Gas Leak in Old East Dallas Forces at Least 200 to Evacuate. Dallas Fire-Rescue was alerted around 1 p.m. yesterday about the smell of natural gas at Willow Street and Exposition Avenue. The source was ultimately identified as a 4-inch gas main near the intersection. Residents were allowed to return to their homes around 5 p.m. after the gas line was clamped and the fumes had dissipated.

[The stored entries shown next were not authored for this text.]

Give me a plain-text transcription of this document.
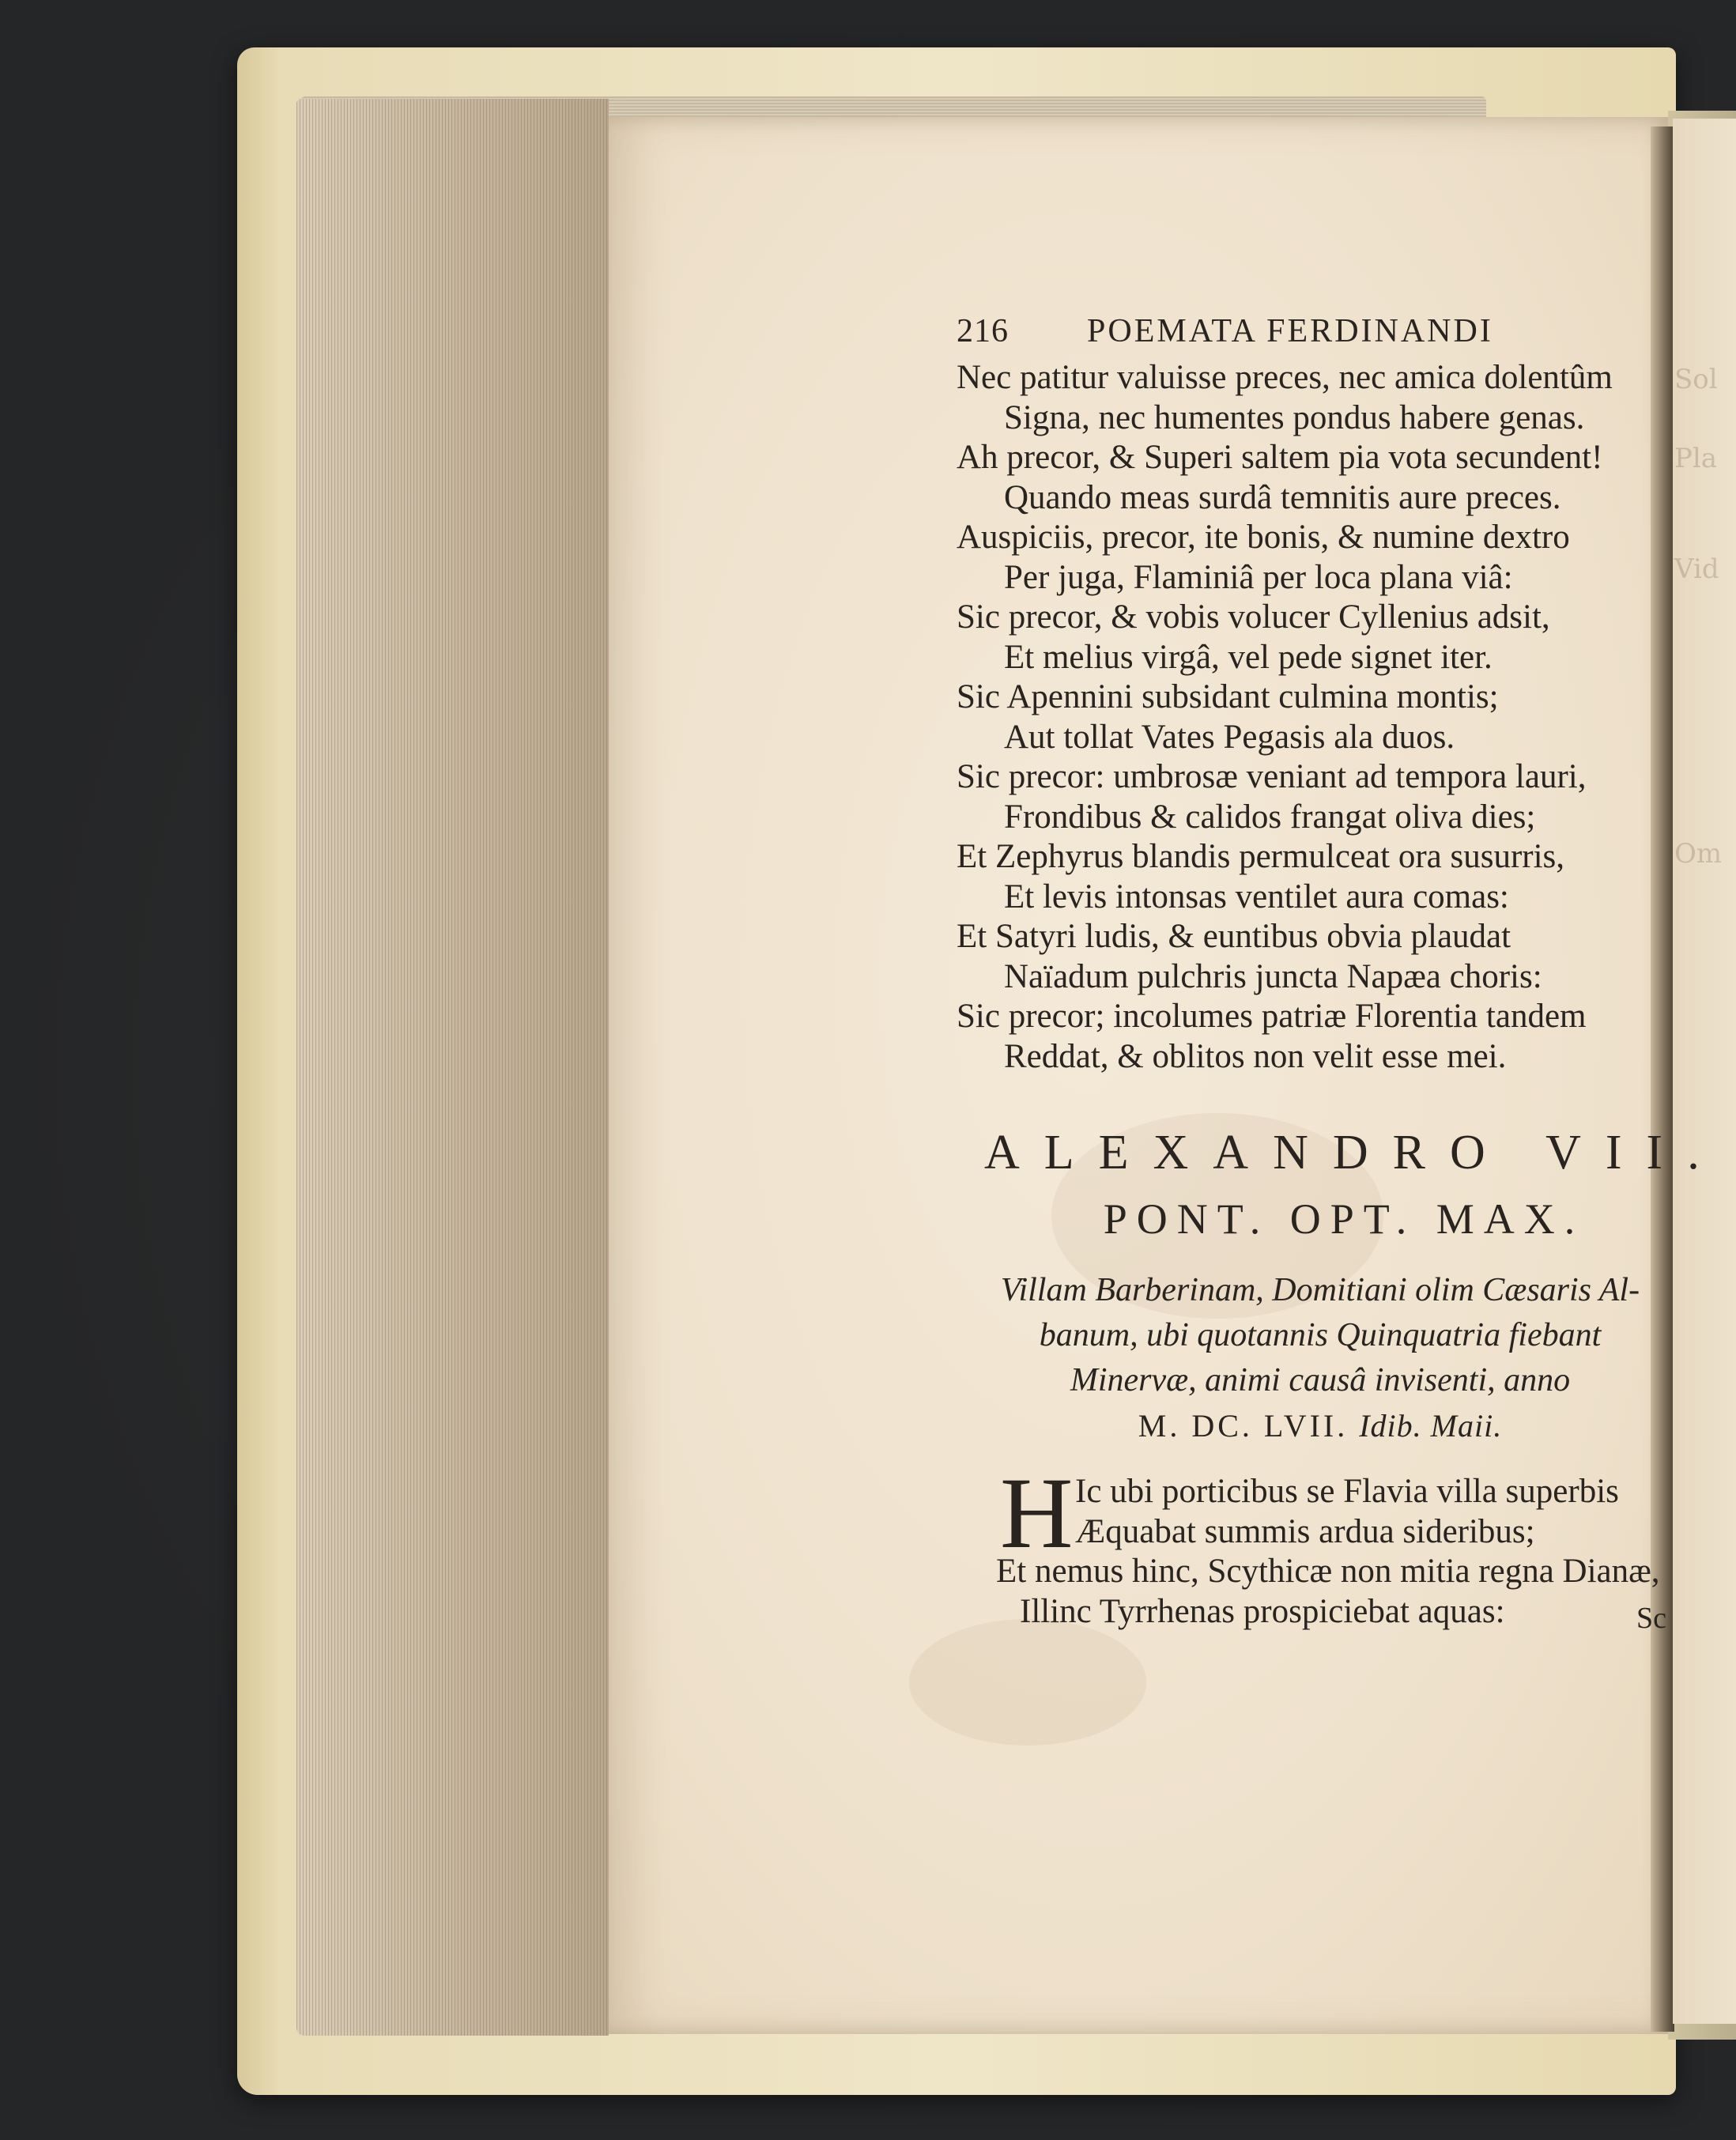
Sol
Pla
Vid
Om
216	POEMATA FERDINANDI
Nec patitur valuisse preces, nec amica dolentûm
Signa, nec humentes pondus habere genas.
Ah precor, & Superi saltem pia vota secundent!
Quando meas surdâ temnitis aure preces.
Auspiciis, precor, ite bonis, & numine dextro
Per juga, Flaminiâ per loca plana viâ:
Sic precor, & vobis volucer Cyllenius adsit,
Et melius virgâ, vel pede signet iter.
Sic Apennini subsidant culmina montis;
Aut tollat Vates Pegasis ala duos.
Sic precor: umbrosæ veniant ad tempora lauri,
Frondibus & calidos frangat oliva dies;
Et Zephyrus blandis permulceat ora susurris,
Et levis intonsas ventilet aura comas:
Et Satyri ludis, & euntibus obvia plaudat
Naïadum pulchris juncta Napæa choris:
Sic precor; incolumes patriæ Florentia tandem
Reddat, & oblitos non velit esse mei.
ALEXANDRO VII.
PONT. OPT. MAX.
Villam Barberinam, Domitiani olim Cæsaris Al-
banum, ubi quotannis Quinquatria fiebant
Minervæ, animi causâ invisenti, anno
M. DC. LVII. Idib. Maii.
H Ic ubi porticibus se Flavia villa superbis
Æquabat summis ardua sideribus;
Et nemus hinc, Scythicæ non mitia regna Dianæ,
Illinc Tyrrhenas prospiciebat aquas:	Sc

Dallas County Reports 3,469 New Coronavirus Cases and 30 Deaths. “While these are concerning numbers, and I hope the number of new cases and deaths decreases very soon,” said County Judge Clay Jenkins in a written statement Wednesday, “I am thankful we’ve been able to vaccinate almost 15,000 individuals at the Fair Park mega-vaccine clinic since last week, with thousands of more scheduled for today.” But another kink in the plan to get Dallas’ most vulnerable populations vaccinated was introduced yesterday, when the state effectively forced county commissioners to rescind a decision to focus vaccinations on the county’s 11 most vulnerable zip codes. So far, based on limited county data, it appears that a large proportion of the shots have been given to residents of mostly White and affluent neighborhoods despite the purposeful location of the vaccination site south of I-30, but Jenkins had expressed concern that the proposed remedy might not be legal. The Texas Department of State Health Services later clarified that the county and health providers can, and are encouraged to, prioritize vulnerable populations, but they cannot do so to the exclusion of geographical regions without risking their designation as a state-approved vaccine hub provider. County commissioners plan to revisit the issue later this week.